Pooling multiple 1-year ACS samples together or using a multiyear file can be beneficial when working with a smaller population, like a particular geographic area. However, analyzing multiple years together would prevent you from having as much precision in the absolute year and month in MOVEDIN.
You could use either the 5-year or 1-year ACS samples for this analysis. If you prefer to work with the 5-year samples but want to look at single survey years, see the MULTYEAR variable, which reports the actual year each data point is from.
Thank you. I want to better understand how I would analyze “longtime homeowners”. I filter for OWNERSHIP=1 (residence is owned), RELATE=1 (householder) and use PERWT (because I want to discuss people, not households); is this fair? As I said, I’m interested in the MOVEDIN variable, which I believe is only recorded for head of the household. How would I characterize my results? I feel confident that this is a universe of homeowners, but possibly a very conservative one that assumes no joint ownership? Or does using PERWT account for this somehow?
In cases of joint ownership, is there a gender bias in whether men or women would be recorded at the head of the household?
This is the table I’m hoping to describe: IPUMS Login ; at the moment I say “A third of Baltimore homeowners have lived in their homes for more than 20 years**”** but please let me know if that’s incorrect.
Additionally I wanted to say how many homeowners there were in the city; I was going to say “nearly 130,000”, would that work given the table I linked?
Your request for assistance characterizing the results of your analysis of IPUMS data falls outside the scope of IPUMS User Support.

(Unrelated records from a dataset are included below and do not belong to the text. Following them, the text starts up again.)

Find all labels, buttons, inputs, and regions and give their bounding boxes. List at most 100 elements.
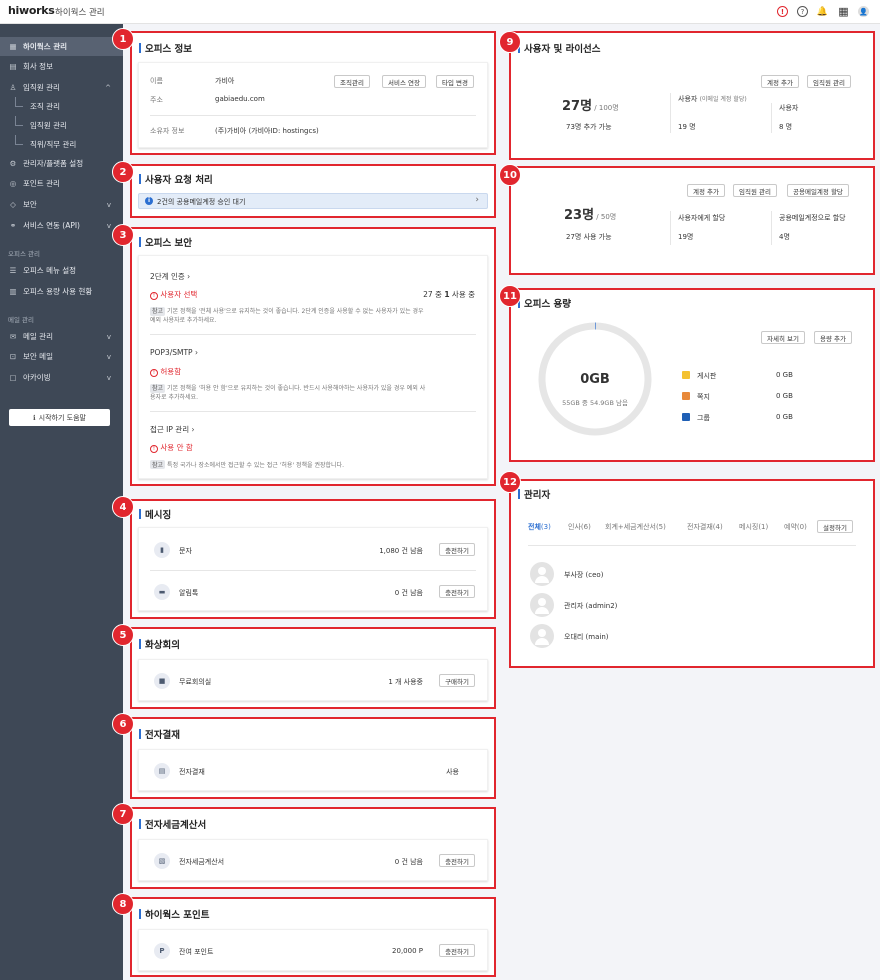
shared-usable: 27명 사용 가능 — [566, 233, 612, 241]
tab-count: (4) — [712, 523, 723, 531]
assign-shared-mail-button[interactable]: 공용메일계정 할당 — [787, 184, 849, 197]
divider — [771, 211, 772, 245]
chevron-down-icon: v — [106, 200, 111, 209]
card-title: 사용자 요청 처리 — [139, 172, 213, 186]
pending-approval-banner[interactable]: i 2건의 공용메일계정 승인 대기 › — [138, 193, 488, 209]
sidebar-item-secure-mail[interactable]: ⊡ 보안 메일 v — [0, 347, 123, 366]
mail-icon: ✉ — [9, 332, 17, 341]
annotation-badge-10: 10 — [499, 164, 521, 186]
ip-access-link[interactable]: 접근 IP 관리 › — [150, 424, 195, 435]
two-factor-status: ! 사용자 선택 — [150, 289, 197, 300]
video-camera-icon: ■ — [154, 673, 170, 689]
person-icon: ♙ — [9, 83, 17, 92]
sidebar-item-company-info[interactable]: ▤ 회사 정보 — [0, 57, 123, 76]
chevron-down-icon: v — [106, 373, 111, 382]
approval-card: 전자결재 ▤ 전자결재 사용 — [130, 717, 496, 799]
sidebar-item-org-admin[interactable]: 조직 관리 — [0, 97, 123, 116]
points-charge-button[interactable]: 충전하기 — [439, 944, 475, 957]
tax-charge-button[interactable]: 충전하기 — [439, 854, 475, 867]
sidebar-item-points[interactable]: ◎ 포인트 관리 — [0, 174, 123, 193]
other-users-label: 사용자 — [779, 104, 799, 112]
sidebar-section-mail: 메일 관리 — [8, 316, 34, 324]
assigned-users-value: 19명 — [678, 233, 694, 241]
document-icon: ▤ — [9, 62, 17, 71]
alert-icon[interactable]: ! — [777, 6, 788, 17]
divider — [150, 334, 476, 335]
shared-accounts-card: 계정 추가 임직원 관리 공용메일계정 할당 23명 / 50명 27명 사용 … — [509, 166, 875, 275]
sms-icon: ▮ — [154, 542, 170, 558]
service-extend-button[interactable]: 서비스 연장 — [382, 75, 426, 88]
assigned-shared-value: 4명 — [779, 233, 790, 241]
view-details-button[interactable]: 자세히 보기 — [761, 331, 805, 344]
alimtalk-charge-button[interactable]: 충전하기 — [439, 585, 475, 598]
sidebar-item-archiving[interactable]: ▢ 아카이빙 v — [0, 368, 123, 387]
add-storage-button[interactable]: 용량 추가 — [814, 331, 852, 344]
sidebar-item-office-storage[interactable]: ▥ 오피스 용량 사용 현황 — [0, 282, 123, 301]
free-room-usage: 1 개 사용중 — [388, 678, 423, 686]
approval-status: 사용 — [446, 768, 459, 776]
divider — [771, 103, 772, 133]
annotation-badge-6: 6 — [112, 713, 134, 735]
chevron-down-icon: v — [106, 352, 111, 361]
address-label: 주소 — [150, 96, 163, 104]
note-tag: 참고 — [150, 460, 166, 469]
annotation-badge-8: 8 — [112, 893, 134, 915]
apps-grid-icon[interactable]: ▦ — [838, 5, 849, 18]
sidebar-item-api[interactable]: ⚭ 서비스 연동 (API) v — [0, 216, 123, 235]
tab-all[interactable]: 전체(3) — [528, 522, 551, 532]
note-text: 특정 국가나 장소에서만 접근할 수 있는 접근 '허용' 정책을 권장합니다. — [167, 462, 344, 469]
org-admin-button[interactable]: 조직관리 — [334, 75, 370, 88]
sidebar-item-employees[interactable]: 임직원 관리 — [0, 116, 123, 135]
sidebar-item-label: 포인트 관리 — [23, 179, 60, 188]
sidebar-item-label: 오피스 메뉴 설정 — [23, 266, 77, 275]
tab-messaging[interactable]: 메시징(1) — [739, 522, 768, 532]
add-account-button[interactable]: 계정 추가 — [761, 75, 799, 88]
group-legend-swatch — [682, 413, 690, 421]
tab-reservation[interactable]: 예약(0) — [784, 522, 807, 532]
sms-charge-button[interactable]: 충전하기 — [439, 543, 475, 556]
divider — [528, 545, 856, 546]
sidebar-item-office-menu[interactable]: ☰ 오피스 메뉴 설정 — [0, 261, 123, 280]
tab-hr[interactable]: 인사(6) — [568, 522, 591, 532]
getting-started-help-button[interactable]: ℹ 시작하기 도움말 — [9, 409, 110, 426]
divider — [670, 211, 671, 245]
card-title: 오피스 용량 — [518, 296, 571, 310]
sidebar-item-label: 하이웍스 관리 — [23, 42, 68, 51]
sidebar-item-admin-platform[interactable]: ⚙ 관리자/플랫폼 설정 — [0, 154, 123, 173]
add-account-button[interactable]: 계정 추가 — [687, 184, 725, 197]
employee-admin-button[interactable]: 임직원 관리 — [807, 75, 851, 88]
address-value: gabiaedu.com — [215, 95, 265, 103]
hiworks-logo[interactable]: hiworks — [8, 4, 55, 17]
sidebar-item-hiworks-admin[interactable]: ▦ 하이웍스 관리 — [0, 37, 123, 56]
alimtalk-remaining: 0 건 남음 — [394, 589, 423, 597]
profile-avatar-icon[interactable]: 👤 — [858, 6, 869, 17]
admin-settings-button[interactable]: 설정하기 — [817, 520, 853, 533]
sidebar-item-positions[interactable]: 직위/직무 관리 — [0, 135, 123, 154]
admin-name: 부사장 (ceo) — [564, 571, 604, 579]
sidebar-item-mail-admin[interactable]: ✉ 메일 관리 v — [0, 327, 123, 346]
pop3-smtp-link[interactable]: POP3/SMTP › — [150, 348, 198, 357]
name-label: 이름 — [150, 77, 163, 85]
annotation-badge-4: 4 — [112, 496, 134, 518]
tab-label: 인사 — [568, 523, 581, 531]
archive-icon: ▢ — [9, 373, 17, 382]
points-label: 잔여 포인트 — [179, 948, 214, 956]
invoice-icon: ▧ — [154, 853, 170, 869]
change-type-button[interactable]: 타입 변경 — [436, 75, 474, 88]
tax-panel: ▧ 전자세금계산서 0 건 남음 충전하기 — [138, 839, 488, 881]
sidebar-item-label: 직위/직무 관리 — [30, 140, 77, 149]
two-factor-link[interactable]: 2단계 인증 › — [150, 271, 190, 282]
employee-admin-button[interactable]: 임직원 관리 — [733, 184, 777, 197]
sidebar-item-employee-admin[interactable]: ♙ 임직원 관리 ^ — [0, 78, 123, 97]
card-title: 전자세금계산서 — [139, 817, 206, 831]
purchase-button[interactable]: 구매하기 — [439, 674, 475, 687]
help-icon[interactable]: ? — [797, 6, 808, 17]
video-conference-card: 화상회의 ■ 무료회의실 1 개 사용중 구매하기 — [130, 627, 496, 709]
tab-accounting[interactable]: 회계+세금계산서(5) — [605, 522, 666, 532]
sidebar-item-security[interactable]: ◇ 보안 v — [0, 195, 123, 214]
sidebar: ▦ 하이웍스 관리 ▤ 회사 정보 ♙ 임직원 관리 ^ 조직 관리 임직원 관리 직위… — [0, 24, 123, 980]
bell-icon[interactable]: 🔔 — [817, 6, 828, 17]
tab-label: 전자결재 — [687, 523, 713, 531]
tab-approval[interactable]: 전자결재(4) — [687, 522, 723, 532]
status-text: 사용자 선택 — [160, 290, 198, 299]
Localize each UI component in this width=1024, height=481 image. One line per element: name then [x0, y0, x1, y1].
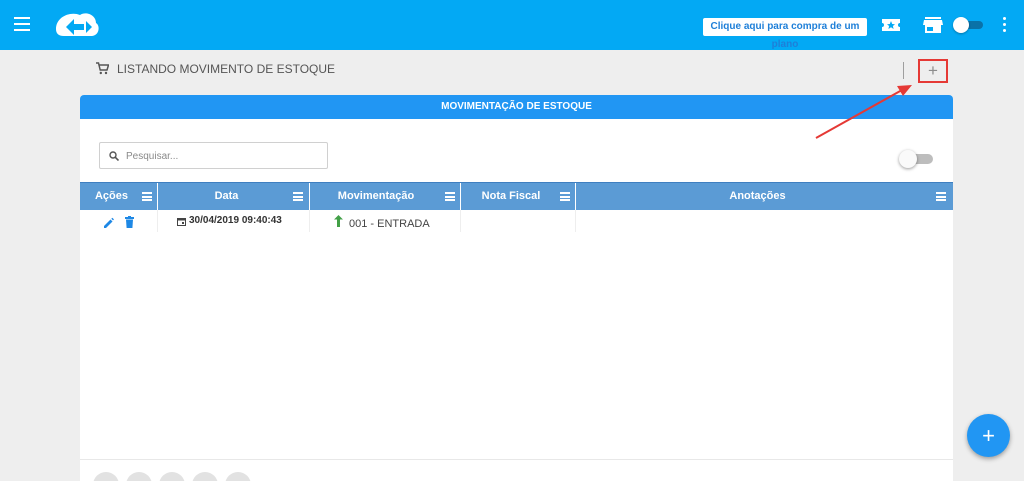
column-header-nota-fiscal[interactable]: Nota Fiscal — [461, 183, 576, 210]
column-label: Anotações — [729, 190, 786, 202]
pagination-button[interactable] — [93, 472, 119, 481]
column-label: Nota Fiscal — [481, 190, 541, 202]
calendar-icon — [177, 218, 186, 226]
stock-movement-card: MOVIMENTAÇÃO DE ESTOQUE Ações Data Movim… — [80, 95, 953, 481]
column-menu-icon[interactable] — [936, 192, 946, 201]
cell-movimentacao: 001 - ENTRADA — [310, 210, 461, 232]
logo[interactable] — [50, 9, 102, 41]
column-menu-icon[interactable] — [560, 192, 570, 201]
column-label: Movimentação — [337, 190, 415, 202]
column-header-anotacoes[interactable]: Anotações — [576, 183, 953, 210]
filter-toggle-switch[interactable] — [899, 150, 935, 168]
cell-actions — [80, 210, 158, 232]
toggle-knob — [953, 17, 969, 33]
add-button[interactable]: + — [918, 59, 948, 83]
floating-add-button[interactable]: + — [967, 414, 1010, 457]
ticket-icon[interactable] — [880, 14, 902, 36]
menu-icon[interactable] — [14, 17, 30, 31]
trash-icon[interactable] — [124, 216, 135, 228]
more-vert-icon[interactable] — [1001, 17, 1007, 33]
plus-icon: + — [928, 61, 938, 80]
pagination-button[interactable] — [192, 472, 218, 481]
column-header-movimentacao[interactable]: Movimentação — [310, 183, 461, 210]
column-menu-icon[interactable] — [293, 192, 303, 201]
buy-plan-button[interactable]: Clique aqui para compra de um plano — [703, 18, 867, 50]
table-row[interactable]: 30/04/2019 09:40:43 001 - ENTRADA — [80, 210, 953, 232]
pagination-button[interactable] — [126, 472, 152, 481]
search-field[interactable] — [99, 142, 328, 169]
cell-nota-fiscal — [461, 210, 576, 232]
top-toggle-switch[interactable] — [953, 17, 983, 33]
cell-data: 30/04/2019 09:40:43 — [158, 210, 310, 232]
edit-icon[interactable] — [103, 216, 114, 228]
page-title: LISTANDO MOVIMENTO DE ESTOQUE — [117, 62, 336, 76]
pagination-button[interactable] — [159, 472, 185, 481]
search-input[interactable] — [124, 147, 326, 166]
divider — [903, 62, 904, 79]
column-menu-icon[interactable] — [142, 192, 152, 201]
cart-icon — [96, 62, 109, 75]
date-value: 30/04/2019 09:40:43 — [189, 215, 282, 226]
pagination-button[interactable] — [225, 472, 251, 481]
column-header-data[interactable]: Data — [158, 183, 310, 210]
column-label: Data — [214, 190, 239, 202]
column-header-acoes[interactable]: Ações — [80, 183, 158, 210]
arrow-up-icon — [334, 215, 343, 227]
store-icon[interactable] — [922, 14, 944, 36]
column-menu-icon[interactable] — [445, 192, 455, 201]
footer-divider — [80, 459, 953, 460]
card-title: MOVIMENTAÇÃO DE ESTOQUE — [80, 95, 953, 119]
search-icon — [109, 151, 119, 161]
cell-anotacoes — [576, 210, 953, 232]
table-header: Ações Data Movimentação Nota Fiscal Anot… — [80, 182, 953, 210]
toggle-knob — [899, 150, 917, 168]
top-app-bar: Clique aqui para compra de um plano — [0, 0, 1024, 50]
movement-value: 001 - ENTRADA — [349, 218, 430, 230]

Below I am providing some information below that may be helpful as you work with our data.
You seem to have produced a table estimating the number of householders by how many years ago they moved into their home. The weight PERWT should be used with most person-level analyses of IPUMS USA data. In a person-level analysis, the individual is the unit of analysis. When you restrict your analysis to only householders (i.e., RELATE == 1), keep in mind that the unit of analysis then becomes householders, rather than all individuals. You are correct that the concept of householder is not identical to the concept of homeowner, due to joint ownership. Joint ownership is not identified in the ACS, as only one person is designated as the householder, and the household as a whole is described as living in an owned versus rented dwelling. It is worth thinking through the implications of restricting to householders for your specific analysis and the information you are trying to convey.
Generally, the householder is the person in whose name the dwelling is rented or owned, and you are correct that this could become biased in the case of joint ownership. As a starting point, you could determine what share of householders are male versus female. This article from the Urban Institute digs into different ways to think about gender bias in householder identification and understanding home ownership.